Article Preview
TopIntroduction
Online language learning is gaining popularity, with many sites offering forms of mutual correction. This involves the pairing of language learners from different native language backgrounds, who correct each other’s writing as a native speaker of the language. This circumstance differs from a traditional classroom setting as it lacks a teacher to guide the language learning process, and is essentially a student-to-student relation. Previous research (Flanagan, 2013) has proposed the use of automatically generated quizzes as a method for reflecting on past errors made by online language learners. However, a method of detecting errors is required in order for a learner to practice similar errors that they have made. Also, the profile of a foreign language learner can contain valuable information about possible problems they will face during the learning process, and could be used to help personalize feedback. A particularly important attribute of a foreign language learner is their native language background as it defines their known language knowledge. Native Language Identification (NLI) is a process of determining the native language of a foreign language learner by analyzing a piece of their writing. Fundamentally, this problem can be thought of as the process of identifying characteristic features that represent the application of a learner’s native language knowledge in the use of the language that they are learning. Previous research has shown that learners from different native language backgrounds have different characteristics in their use of foreign language (Swan, 2001). Recently, research into the automation of NLI has been gaining in popularity and there are several practical applications to which the process could be applied, such as: providing targeted feedback on detected and potential errors in learner writing based on known problems for native language groups, and forensic linguistic author profiling where the native language of the author can be an important feature for investigation (Tetreault, 2013).
In this paper, we approach the problem of identifying characteristic differences and the classification of learner native languages from the perspective of writing errors. The basis for this is that learner writing can contain words, in particular nouns, that have a strong relationship with the learner’s native language. While these words can be a good indicator of the learner’s native language, the use is highly dependent on the subject or theme of the writing and less to do with the language learning process, for example: the differences in the nouns used by a learner writing a personal diary versus those used in an essay on a subject that requires specialist nouns, such as computer science, and mathematics. Analysis on learner writing errors is less dependent on the subject of the writing as the target of analysis is based on writing error concepts rather than the actual words of the learners’ writing.

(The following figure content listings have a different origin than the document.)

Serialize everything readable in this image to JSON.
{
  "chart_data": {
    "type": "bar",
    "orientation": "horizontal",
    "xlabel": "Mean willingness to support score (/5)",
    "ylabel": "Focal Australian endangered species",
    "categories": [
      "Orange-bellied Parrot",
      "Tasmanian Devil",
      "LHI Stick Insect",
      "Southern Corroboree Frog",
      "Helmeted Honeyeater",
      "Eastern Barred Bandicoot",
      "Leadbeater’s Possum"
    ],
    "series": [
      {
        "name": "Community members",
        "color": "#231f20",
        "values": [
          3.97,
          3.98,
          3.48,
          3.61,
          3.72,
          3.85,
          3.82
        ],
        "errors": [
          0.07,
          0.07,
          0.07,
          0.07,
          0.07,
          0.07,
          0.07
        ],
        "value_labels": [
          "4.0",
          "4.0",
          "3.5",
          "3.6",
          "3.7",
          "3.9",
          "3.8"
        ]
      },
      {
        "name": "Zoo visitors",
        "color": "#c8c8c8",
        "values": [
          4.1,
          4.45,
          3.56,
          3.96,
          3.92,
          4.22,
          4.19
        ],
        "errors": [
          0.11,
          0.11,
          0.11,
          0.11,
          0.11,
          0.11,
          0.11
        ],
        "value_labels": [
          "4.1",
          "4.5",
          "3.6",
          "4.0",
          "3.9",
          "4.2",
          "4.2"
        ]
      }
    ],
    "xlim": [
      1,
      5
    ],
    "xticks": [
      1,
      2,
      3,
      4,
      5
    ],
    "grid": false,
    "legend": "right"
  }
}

A set of 15 predicted writing error scores made from the normalized output of 15 different Support Vector Machine (SVM) classifiers trained in previous research (Flanagan, 2013) are used as the basis of this analysis. We refer to these predicted writing error scores as a 15-dimension error prediction vector. Preliminary investigation by clustering will be used to show the differences of co-occurring writing errors between native language groups. The error prediction vector will then be analyzed by SVM machine learning to classify a learner’s native language. As a naïve baseline for comparison we will classify the native language using all words to compare the effectiveness of the proposed method. In the final section of this paper, we will examine the influence of words that have strong cultural or nationalistic relations, such as nouns representing: people, places, food, religion, etc. A method of removing words that are characteristic to a native language will be proposed. This method will then be applied to filter out cultural or nationalistic words from the corpus to provide an alternative “non-biased” baseline for critical evaluation of the proposed error prediction vector method.